I would suggest (particularly if it's fixed-term post) to concentrate on securing yourself a lectureship in those three years. You'd have to check and see if you'd be elligible for the 'new investigator' type grants from the RC (some don't let you have been Co-I, I think some do?). Or the fellowships people discuss above (I have no knowledge of those). I'd highly recommend getting funding applications out asap - so that you could potentially move somewhere and bring your funding with you right at the end of the three years (if not earlier) - or convince the local Uni to transfer you to a permanent post (harder, I understand, than moving elsewhere, but I've seen it happen - it's probably worth addressing what the rules/potential for that might be).

GaucheCaviar Mon 11-Dec-17 12:36:06

Strictly nine-thirty to five here, due to small kids making work impossible outside those hours. BUT, I.m not in the UK.

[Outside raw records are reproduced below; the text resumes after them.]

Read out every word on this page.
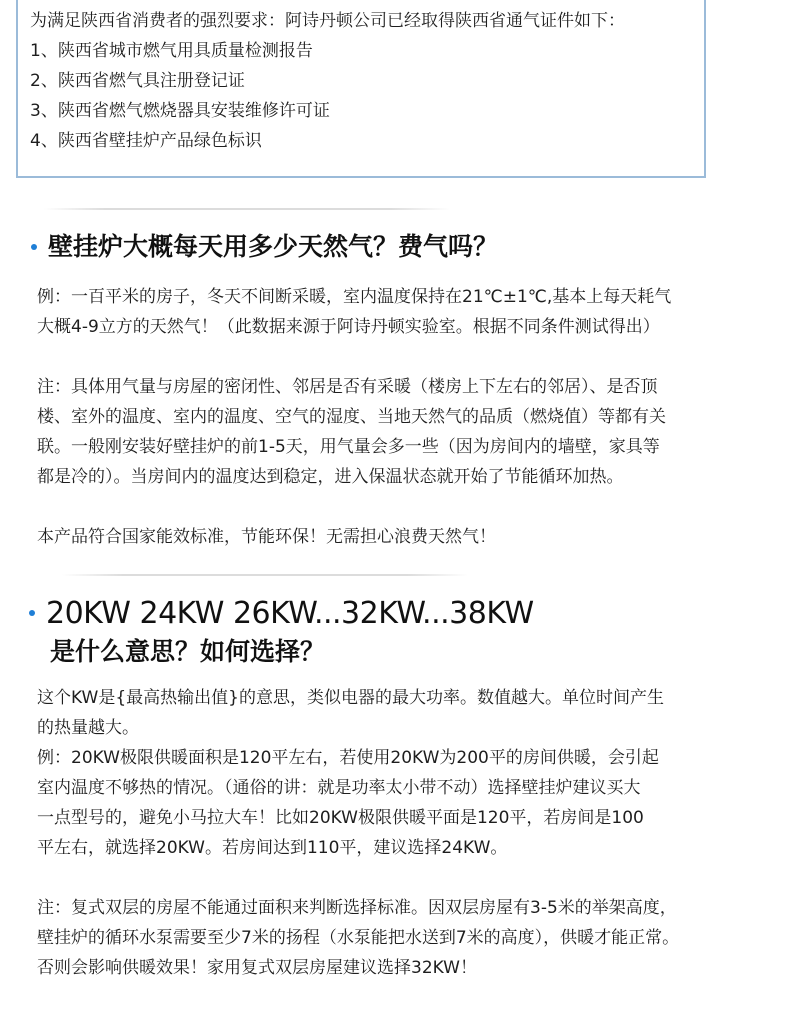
为满足陕西省消费者的强烈要求：阿诗丹顿公司已经取得陕西省通气证件如下：
1、陕西省城市燃气用具质量检测报告
2、陕西省燃气具注册登记证
3、陕西省燃气燃烧器具安装维修许可证
4、陕西省壁挂炉产品绿色标识
壁挂炉大概每天用多少天然气？费气吗？
例：一百平米的房子，冬天不间断采暖，室内温度保持在21℃±1℃,基本上每天耗气
大概4-9立方的天然气！（此数据来源于阿诗丹顿实验室。根据不同条件测试得出）
注：具体用气量与房屋的密闭性、邻居是否有采暖（楼房上下左右的邻居）、是否顶
楼、室外的温度、室内的温度、空气的湿度、当地天然气的品质（燃烧值）等都有关
联。一般刚安装好壁挂炉的前1-5天，用气量会多一些（因为房间内的墙壁，家具等
都是冷的）。当房间内的温度达到稳定，进入保温状态就开始了节能循环加热。
本产品符合国家能效标准，节能环保！无需担心浪费天然气！
20KW 24KW 26KW...32KW...38KW
是什么意思？如何选择？
这个KW是{最高热输出值}的意思，类似电器的最大功率。数值越大。单位时间产生
的热量越大。
例：20KW极限供暖面积是120平左右，若使用20KW为200平的房间供暖，会引起
室内温度不够热的情况。（通俗的讲：就是功率太小带不动）选择壁挂炉建议买大
一点型号的，避免小马拉大车！比如20KW极限供暖平面是120平，若房间是100
平左右，就选择20KW。若房间达到110平，建议选择24KW。
注：复式双层的房屋不能通过面积来判断选择标准。因双层房屋有3-5米的举架高度，
壁挂炉的循环水泵需要至少7米的扬程（水泵能把水送到7米的高度），供暖才能正常。
否则会影响供暖效果！家用复式双层房屋建议选择32KW！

CelticTigress1 Wed 13-Dec-17 00:52:38

Thank you so much boffins for your most helpful responses. Unsurprisingly it seems like there is a degree of variation in work hours ranging from 40 to 70; With most spending somewhere between 40 and 50, especially when other responsibilities come in to play. I do about 40 hours in 4 days at present (get paid for 30...). And I think it would be hard to do much more with the little ones at the moment.

The possibility of sticking to fellowships is quite appealing, and there is a good chance that the proposed fellowship would be renewed after 3 years. A lectureship role might be tricky as I don’t have a particular subject to teach as I moved from one field to another different but related field, though could always do methods stuff.. need to think more about that.

Sounds like a fellowship role could work for 3 years, even at 40 hrs; with some focus and good organisation.. and it is a luxury to be able to focus on research only for a couple of years. I’m mid-40s having come back to academia after a career elsewhere but I think it’s worth a shot! And if doesn’t work out maybe I can find something more relaxing..

Apologies for delayed response; iPad problems so had to visit iPad repair shop thanks very much again.